Carlo Tresca

Carlo Tresca
Carlo Tresca

Carlo Tresca might be the only reason we know about Poyntz’s disappearance. An Italian anarchist, Tresca was devoted to ending capitalism and giving working people a chance at a fulfilling life, but by 1937, he was also a committed anti-Stalinist. Anti-Stalinists were a small group of people that believed Josef Stalin had destroyed the revolutionary potential of communism. Unwittingly, anti-Stalinists, many of whom like Tresca were left-wing activists, helped to lay the foundation for Cold War anti-communism that would undermine the American left.

Newspaper article on Carlo Tresca Accusation
Sandusky Star Journal, February 21, 1938

Tresca had lost his faith during the Spanish Civil War when Stalin sent agents to assassinate his critics in Spain, this was part of the Great Purge. His henchman George Mink became his trigger man and Tresca claimed that Mink was involved in Poyntz’s disappearance and presumed execution. In February 1937, Tresca went before a grand jury and made accusations against Mink and others associated with the Communist Party, including Schachno Epstein.

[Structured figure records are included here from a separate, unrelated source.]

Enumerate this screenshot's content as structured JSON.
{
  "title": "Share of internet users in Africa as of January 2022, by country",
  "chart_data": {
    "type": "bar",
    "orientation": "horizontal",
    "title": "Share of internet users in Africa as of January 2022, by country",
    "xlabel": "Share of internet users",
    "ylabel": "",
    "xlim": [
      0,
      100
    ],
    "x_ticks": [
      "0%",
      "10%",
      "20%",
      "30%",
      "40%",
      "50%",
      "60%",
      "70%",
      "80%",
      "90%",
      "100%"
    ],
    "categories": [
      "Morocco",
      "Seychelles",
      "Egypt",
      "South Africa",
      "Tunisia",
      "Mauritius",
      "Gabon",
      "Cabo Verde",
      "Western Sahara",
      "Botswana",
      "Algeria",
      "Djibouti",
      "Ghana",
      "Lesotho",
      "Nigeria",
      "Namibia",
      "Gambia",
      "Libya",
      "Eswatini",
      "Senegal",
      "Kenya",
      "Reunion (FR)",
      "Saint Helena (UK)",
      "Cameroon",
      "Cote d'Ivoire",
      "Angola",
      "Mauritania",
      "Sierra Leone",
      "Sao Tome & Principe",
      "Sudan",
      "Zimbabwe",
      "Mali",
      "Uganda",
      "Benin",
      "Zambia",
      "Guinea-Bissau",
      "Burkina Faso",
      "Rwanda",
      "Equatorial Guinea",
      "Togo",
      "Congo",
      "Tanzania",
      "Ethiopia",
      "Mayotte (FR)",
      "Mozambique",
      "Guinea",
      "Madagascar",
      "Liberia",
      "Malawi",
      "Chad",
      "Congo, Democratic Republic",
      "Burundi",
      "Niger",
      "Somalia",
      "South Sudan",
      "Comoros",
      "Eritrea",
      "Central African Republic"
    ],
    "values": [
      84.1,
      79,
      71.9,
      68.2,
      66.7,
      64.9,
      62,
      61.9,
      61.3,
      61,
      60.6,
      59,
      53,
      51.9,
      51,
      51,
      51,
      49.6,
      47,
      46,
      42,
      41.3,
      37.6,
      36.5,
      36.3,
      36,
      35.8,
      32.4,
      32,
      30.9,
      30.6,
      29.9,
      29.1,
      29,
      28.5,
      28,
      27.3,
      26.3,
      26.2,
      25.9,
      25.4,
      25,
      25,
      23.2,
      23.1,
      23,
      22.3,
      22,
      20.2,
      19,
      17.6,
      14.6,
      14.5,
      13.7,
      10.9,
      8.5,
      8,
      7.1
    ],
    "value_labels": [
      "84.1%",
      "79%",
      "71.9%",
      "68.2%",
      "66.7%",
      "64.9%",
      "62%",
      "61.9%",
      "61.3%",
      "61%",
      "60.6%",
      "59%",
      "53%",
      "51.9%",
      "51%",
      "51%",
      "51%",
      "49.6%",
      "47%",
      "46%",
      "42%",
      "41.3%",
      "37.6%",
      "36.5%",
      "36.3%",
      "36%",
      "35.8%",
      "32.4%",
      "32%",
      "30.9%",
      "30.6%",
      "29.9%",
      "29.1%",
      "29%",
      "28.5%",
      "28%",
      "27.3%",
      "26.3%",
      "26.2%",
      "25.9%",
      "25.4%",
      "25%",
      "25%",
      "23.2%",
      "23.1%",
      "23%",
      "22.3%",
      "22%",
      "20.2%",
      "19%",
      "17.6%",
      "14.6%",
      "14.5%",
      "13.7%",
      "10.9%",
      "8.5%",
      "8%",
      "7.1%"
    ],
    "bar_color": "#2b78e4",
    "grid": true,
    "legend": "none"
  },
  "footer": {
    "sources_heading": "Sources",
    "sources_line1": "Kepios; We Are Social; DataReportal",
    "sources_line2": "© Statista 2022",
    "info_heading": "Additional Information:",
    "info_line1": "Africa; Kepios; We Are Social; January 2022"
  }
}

As soon as Poyntz’s disappearance was announced, Tresca became very vocal blaming Soviets and American communists, including George Mink. But the FBI paid little attention in 1937 as evidenced by Mink’s FBI file. The Bureau also had an extensive file on Tresca starting in 1922. But between 1929 and 1941 the Bureau’s file is silent. It appears that the FBI was not worried about a missing American woman. Tresca became angrier with the communists believing that they had killed Poyntz, he began to provide the FBI with information as evidenced in the George Mink file document below:

George Mink FBI file
George Mink FBI File, note in the text the FBI mentions asking Tresca for information on Mink

Tresca aired his suspicions about the Communist Party and its involvement in Poyntz’s disappearance in a March 1938 article titled “Where is Juliet Stuart Poyntz?” Though he had no evidence, Tresca would spend the remainder of his days blaming the Communist Party for her disappearance. He had many theories, not all of them were aired in public, but Poyntz’s disappearance pushed Tresca further toward anti-Stalinism. He was assassinated in 1943 in front of his newspaper office in New York City. Some of his friends believed that communists had him killed, but his biographer Nunzio Pernicone wrote that the New York police had a likely suspect that was linked to the local mafia, but not enough evidence to convict. The story that Tresca constructed about Poyntz’s disappearance took on a life of its own and was repeated as late as 2018. Unbeknownst to Tresca, his insistence that Communists killed Poyntz laid the foundation for American anticommunism and undermined the power of the American left to make permanent progressive change.